Julian Assange to SXSW crowd: NSA is a ‘rogue agency’

Metro goes to SXSW 2014
Julian Assange appeared at SXSW’s Interactive conference Saturday via Skype, addressing thousands of attendees from Ecuador’s embassy in London. It was a rare public appearance for the embattled WikiLeaks co-founder and a prelude for the conference to a similar webcast with Edward Snowden on Monday.

A good deal of Assange’s panel focused on Snowden’s former employer, the National Security Agency. “The NSA has grown to be a rogue agency. It has grown to be unfettered,” Assange told interviewer Benjamin Palmer of the Barbarian Group. “The ability to surveil everyone on the planet is almost there, and arguably will be there within a few years. And that’s led to a huge transfer of power from the people who are surveilled upon, to those who control the surveillance complex.”

Julian Assange addresses SXSW attendees via Skype. Photo courtesy of Getty Images. Julian Assange addresses SXSW attendees via Skype. Credit: Getty Images

Assange took particular issue with new legislative measures in the U.S. to “stop publication of material about” the NSA. “There is a really serious attempt to try and stop these revelations and others, and introduce a new international regime of censorship,” he said. “The laws that apply to the Internet apply to human society. This penetration of the Internet by the NSA … is the penetration of our human society. It means there has been a militarization of our civilian space.

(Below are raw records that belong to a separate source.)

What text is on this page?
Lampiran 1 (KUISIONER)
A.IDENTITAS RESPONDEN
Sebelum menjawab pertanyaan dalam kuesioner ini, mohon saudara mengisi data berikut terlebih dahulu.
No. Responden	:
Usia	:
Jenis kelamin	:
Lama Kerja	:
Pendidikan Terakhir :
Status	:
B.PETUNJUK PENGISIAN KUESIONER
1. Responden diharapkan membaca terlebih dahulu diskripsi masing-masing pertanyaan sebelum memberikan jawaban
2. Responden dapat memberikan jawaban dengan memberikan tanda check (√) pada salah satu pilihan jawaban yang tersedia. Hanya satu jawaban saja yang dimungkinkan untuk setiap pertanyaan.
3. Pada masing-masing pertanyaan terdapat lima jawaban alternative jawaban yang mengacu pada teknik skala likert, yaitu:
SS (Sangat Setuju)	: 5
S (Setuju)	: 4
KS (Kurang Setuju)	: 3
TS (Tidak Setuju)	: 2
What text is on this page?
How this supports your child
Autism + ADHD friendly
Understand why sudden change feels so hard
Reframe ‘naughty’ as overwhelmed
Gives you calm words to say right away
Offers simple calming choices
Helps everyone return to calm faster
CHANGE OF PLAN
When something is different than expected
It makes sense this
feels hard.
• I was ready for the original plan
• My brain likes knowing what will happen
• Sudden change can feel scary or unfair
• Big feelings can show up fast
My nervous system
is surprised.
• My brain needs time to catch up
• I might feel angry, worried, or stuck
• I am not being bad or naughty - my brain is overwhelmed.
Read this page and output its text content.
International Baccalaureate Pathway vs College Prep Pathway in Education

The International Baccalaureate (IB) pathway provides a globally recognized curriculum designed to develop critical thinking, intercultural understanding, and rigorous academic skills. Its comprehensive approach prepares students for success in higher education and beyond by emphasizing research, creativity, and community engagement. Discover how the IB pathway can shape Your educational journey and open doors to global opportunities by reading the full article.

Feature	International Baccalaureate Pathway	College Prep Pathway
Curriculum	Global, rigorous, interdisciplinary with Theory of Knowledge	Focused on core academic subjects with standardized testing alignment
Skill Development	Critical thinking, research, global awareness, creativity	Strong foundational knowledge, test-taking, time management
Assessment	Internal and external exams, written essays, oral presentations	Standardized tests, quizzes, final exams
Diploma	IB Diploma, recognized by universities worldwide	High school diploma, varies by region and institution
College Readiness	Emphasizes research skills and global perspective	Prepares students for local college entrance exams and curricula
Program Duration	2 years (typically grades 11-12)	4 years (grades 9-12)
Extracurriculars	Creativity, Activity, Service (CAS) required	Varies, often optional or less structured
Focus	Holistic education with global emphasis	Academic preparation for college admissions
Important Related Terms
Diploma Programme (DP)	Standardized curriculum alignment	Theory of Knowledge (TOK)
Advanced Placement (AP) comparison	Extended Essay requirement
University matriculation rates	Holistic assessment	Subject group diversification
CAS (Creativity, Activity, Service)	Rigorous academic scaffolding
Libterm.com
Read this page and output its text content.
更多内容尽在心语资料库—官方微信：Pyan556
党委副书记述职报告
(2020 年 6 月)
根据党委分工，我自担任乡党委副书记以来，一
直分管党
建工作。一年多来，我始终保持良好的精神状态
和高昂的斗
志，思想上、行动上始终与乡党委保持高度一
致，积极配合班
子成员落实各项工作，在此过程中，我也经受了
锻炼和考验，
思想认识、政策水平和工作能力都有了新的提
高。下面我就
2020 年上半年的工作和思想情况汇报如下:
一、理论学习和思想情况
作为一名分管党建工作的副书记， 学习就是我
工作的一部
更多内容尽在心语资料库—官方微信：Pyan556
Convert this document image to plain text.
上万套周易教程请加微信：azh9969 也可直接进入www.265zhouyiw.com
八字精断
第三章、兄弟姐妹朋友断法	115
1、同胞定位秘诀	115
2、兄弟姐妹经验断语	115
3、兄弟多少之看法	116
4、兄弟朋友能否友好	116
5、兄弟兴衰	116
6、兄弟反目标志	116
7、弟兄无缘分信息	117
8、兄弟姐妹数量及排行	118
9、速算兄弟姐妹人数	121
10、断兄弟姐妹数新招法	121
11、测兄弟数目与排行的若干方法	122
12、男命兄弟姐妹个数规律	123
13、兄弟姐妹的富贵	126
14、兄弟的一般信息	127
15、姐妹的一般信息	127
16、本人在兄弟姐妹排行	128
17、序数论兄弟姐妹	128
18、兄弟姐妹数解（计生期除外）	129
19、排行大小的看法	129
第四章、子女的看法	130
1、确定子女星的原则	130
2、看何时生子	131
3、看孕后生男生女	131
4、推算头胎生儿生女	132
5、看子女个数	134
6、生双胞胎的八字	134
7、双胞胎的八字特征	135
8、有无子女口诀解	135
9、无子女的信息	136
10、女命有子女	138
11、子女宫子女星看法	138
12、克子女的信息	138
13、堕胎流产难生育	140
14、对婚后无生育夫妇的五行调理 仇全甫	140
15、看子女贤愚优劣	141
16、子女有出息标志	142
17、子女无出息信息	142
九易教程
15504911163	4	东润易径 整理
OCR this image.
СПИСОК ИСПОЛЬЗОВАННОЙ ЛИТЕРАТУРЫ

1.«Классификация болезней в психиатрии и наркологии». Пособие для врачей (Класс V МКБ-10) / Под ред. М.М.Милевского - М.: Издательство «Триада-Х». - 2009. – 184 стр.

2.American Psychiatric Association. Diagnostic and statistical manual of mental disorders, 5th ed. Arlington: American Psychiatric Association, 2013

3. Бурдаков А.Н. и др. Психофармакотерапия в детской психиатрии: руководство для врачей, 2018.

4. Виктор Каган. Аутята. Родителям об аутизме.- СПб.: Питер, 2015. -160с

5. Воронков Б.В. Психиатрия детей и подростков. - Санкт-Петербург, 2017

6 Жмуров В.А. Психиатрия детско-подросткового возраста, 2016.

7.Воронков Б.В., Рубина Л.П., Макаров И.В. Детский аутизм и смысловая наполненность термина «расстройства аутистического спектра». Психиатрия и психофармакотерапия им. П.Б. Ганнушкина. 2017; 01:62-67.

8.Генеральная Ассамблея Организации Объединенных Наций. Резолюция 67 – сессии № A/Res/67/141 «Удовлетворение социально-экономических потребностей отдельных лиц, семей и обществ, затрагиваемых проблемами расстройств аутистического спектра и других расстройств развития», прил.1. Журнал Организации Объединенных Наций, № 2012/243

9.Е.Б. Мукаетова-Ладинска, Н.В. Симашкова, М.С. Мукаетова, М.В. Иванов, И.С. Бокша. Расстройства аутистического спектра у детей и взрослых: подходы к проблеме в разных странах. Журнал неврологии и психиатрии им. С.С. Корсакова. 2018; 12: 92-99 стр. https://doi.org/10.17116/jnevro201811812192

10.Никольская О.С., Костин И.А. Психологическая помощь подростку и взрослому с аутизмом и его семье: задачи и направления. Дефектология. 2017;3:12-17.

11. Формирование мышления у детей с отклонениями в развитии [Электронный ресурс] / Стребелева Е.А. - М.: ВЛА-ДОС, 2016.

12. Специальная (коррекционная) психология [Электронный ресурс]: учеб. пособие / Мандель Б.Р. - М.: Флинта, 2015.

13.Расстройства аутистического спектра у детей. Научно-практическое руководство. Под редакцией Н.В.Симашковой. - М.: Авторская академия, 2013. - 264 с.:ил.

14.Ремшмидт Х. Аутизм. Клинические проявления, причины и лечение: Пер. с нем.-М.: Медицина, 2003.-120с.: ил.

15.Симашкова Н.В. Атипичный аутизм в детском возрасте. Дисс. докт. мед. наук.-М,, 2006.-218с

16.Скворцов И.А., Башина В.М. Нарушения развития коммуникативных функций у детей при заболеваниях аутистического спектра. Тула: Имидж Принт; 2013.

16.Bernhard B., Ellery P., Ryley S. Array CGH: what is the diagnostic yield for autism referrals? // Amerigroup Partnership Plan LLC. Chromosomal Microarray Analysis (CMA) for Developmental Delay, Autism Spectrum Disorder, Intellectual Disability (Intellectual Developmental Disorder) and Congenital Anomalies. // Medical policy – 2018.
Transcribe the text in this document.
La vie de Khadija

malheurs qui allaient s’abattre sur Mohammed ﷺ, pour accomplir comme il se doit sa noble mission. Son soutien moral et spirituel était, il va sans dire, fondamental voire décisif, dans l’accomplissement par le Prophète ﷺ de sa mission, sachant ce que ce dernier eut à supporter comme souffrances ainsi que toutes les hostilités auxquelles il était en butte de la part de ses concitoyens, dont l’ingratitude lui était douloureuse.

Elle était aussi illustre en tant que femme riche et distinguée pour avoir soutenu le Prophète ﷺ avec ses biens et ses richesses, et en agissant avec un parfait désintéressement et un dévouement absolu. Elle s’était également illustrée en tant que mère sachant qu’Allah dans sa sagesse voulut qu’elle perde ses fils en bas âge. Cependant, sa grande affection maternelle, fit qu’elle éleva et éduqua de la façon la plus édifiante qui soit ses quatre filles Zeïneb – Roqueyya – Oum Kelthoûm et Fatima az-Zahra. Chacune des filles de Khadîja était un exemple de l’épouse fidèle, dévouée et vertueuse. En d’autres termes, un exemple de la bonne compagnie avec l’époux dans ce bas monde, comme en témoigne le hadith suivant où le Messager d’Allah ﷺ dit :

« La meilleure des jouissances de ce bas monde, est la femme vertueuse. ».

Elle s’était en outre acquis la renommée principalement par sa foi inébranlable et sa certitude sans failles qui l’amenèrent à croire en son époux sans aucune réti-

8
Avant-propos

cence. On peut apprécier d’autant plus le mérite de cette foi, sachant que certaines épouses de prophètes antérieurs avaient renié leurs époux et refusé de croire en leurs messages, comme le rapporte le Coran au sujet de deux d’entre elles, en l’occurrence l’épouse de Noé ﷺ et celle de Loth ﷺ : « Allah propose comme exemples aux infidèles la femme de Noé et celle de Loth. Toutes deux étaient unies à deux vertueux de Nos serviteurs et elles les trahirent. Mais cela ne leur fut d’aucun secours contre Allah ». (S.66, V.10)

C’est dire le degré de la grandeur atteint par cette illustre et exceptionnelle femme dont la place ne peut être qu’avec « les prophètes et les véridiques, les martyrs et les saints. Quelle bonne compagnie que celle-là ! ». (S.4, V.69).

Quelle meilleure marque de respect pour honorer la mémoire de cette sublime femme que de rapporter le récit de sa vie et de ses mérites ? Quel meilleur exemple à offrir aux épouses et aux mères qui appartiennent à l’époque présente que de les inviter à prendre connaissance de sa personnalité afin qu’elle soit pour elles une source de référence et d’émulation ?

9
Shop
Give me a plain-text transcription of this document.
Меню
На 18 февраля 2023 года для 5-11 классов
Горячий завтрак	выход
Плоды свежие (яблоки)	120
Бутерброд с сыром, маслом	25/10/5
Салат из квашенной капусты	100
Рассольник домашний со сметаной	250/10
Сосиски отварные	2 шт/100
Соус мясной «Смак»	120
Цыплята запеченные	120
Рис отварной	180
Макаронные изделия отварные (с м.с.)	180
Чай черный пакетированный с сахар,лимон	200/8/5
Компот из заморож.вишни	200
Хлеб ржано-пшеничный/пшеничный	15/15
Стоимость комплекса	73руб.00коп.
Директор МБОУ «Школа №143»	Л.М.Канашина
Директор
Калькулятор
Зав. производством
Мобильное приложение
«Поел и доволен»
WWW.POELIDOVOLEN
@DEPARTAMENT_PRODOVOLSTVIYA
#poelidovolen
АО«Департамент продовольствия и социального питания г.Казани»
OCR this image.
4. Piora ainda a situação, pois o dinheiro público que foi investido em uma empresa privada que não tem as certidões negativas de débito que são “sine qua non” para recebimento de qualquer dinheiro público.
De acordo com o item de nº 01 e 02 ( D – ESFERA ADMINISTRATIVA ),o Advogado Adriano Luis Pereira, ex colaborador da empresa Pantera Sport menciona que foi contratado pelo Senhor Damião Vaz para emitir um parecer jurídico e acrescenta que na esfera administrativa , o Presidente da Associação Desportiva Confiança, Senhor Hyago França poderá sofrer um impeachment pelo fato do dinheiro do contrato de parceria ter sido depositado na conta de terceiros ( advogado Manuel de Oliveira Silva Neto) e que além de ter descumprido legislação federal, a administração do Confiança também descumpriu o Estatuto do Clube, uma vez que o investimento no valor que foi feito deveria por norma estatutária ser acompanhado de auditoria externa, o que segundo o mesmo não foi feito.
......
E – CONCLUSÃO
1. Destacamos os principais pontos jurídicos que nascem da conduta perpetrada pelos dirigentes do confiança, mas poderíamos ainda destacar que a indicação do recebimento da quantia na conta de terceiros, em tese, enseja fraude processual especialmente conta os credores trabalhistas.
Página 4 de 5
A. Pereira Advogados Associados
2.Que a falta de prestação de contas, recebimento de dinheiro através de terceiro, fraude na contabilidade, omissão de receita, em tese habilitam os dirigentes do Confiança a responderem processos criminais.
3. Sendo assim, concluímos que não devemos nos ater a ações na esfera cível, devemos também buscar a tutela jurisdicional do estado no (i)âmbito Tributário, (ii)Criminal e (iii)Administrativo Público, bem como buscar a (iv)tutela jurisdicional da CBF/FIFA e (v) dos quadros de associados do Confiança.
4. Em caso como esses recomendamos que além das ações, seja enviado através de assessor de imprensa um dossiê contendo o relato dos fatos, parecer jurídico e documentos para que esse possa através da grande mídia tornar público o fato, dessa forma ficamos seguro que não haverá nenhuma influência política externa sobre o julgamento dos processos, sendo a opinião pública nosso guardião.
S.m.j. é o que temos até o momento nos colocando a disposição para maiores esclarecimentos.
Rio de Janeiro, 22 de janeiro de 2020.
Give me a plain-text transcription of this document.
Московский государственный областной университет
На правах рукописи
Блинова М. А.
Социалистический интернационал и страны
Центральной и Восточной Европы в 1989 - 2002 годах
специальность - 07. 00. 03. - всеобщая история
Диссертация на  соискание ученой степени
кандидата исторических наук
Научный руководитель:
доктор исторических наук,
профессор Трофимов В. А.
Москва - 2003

“We have to do something about it. All of us have to do something about it,” Assange told the virtual audience. “We are now all involved in this. We are all involved in what we traditionally called the state, whether we like it or not. So we have no choice but to try to manage the behavior of the state that we have been forced to be part of.”

As for his time in London with his Ecuadorian hosts? “The U.K. government has admitted to spending $8 million so far just on the police surveillance of the embassy,” Assange said before quickly clarifying, “It’s a bit like prison. Arguably prison is far worse in relation to restrictions on visitors, for example, and the level of bureaucracy involved.”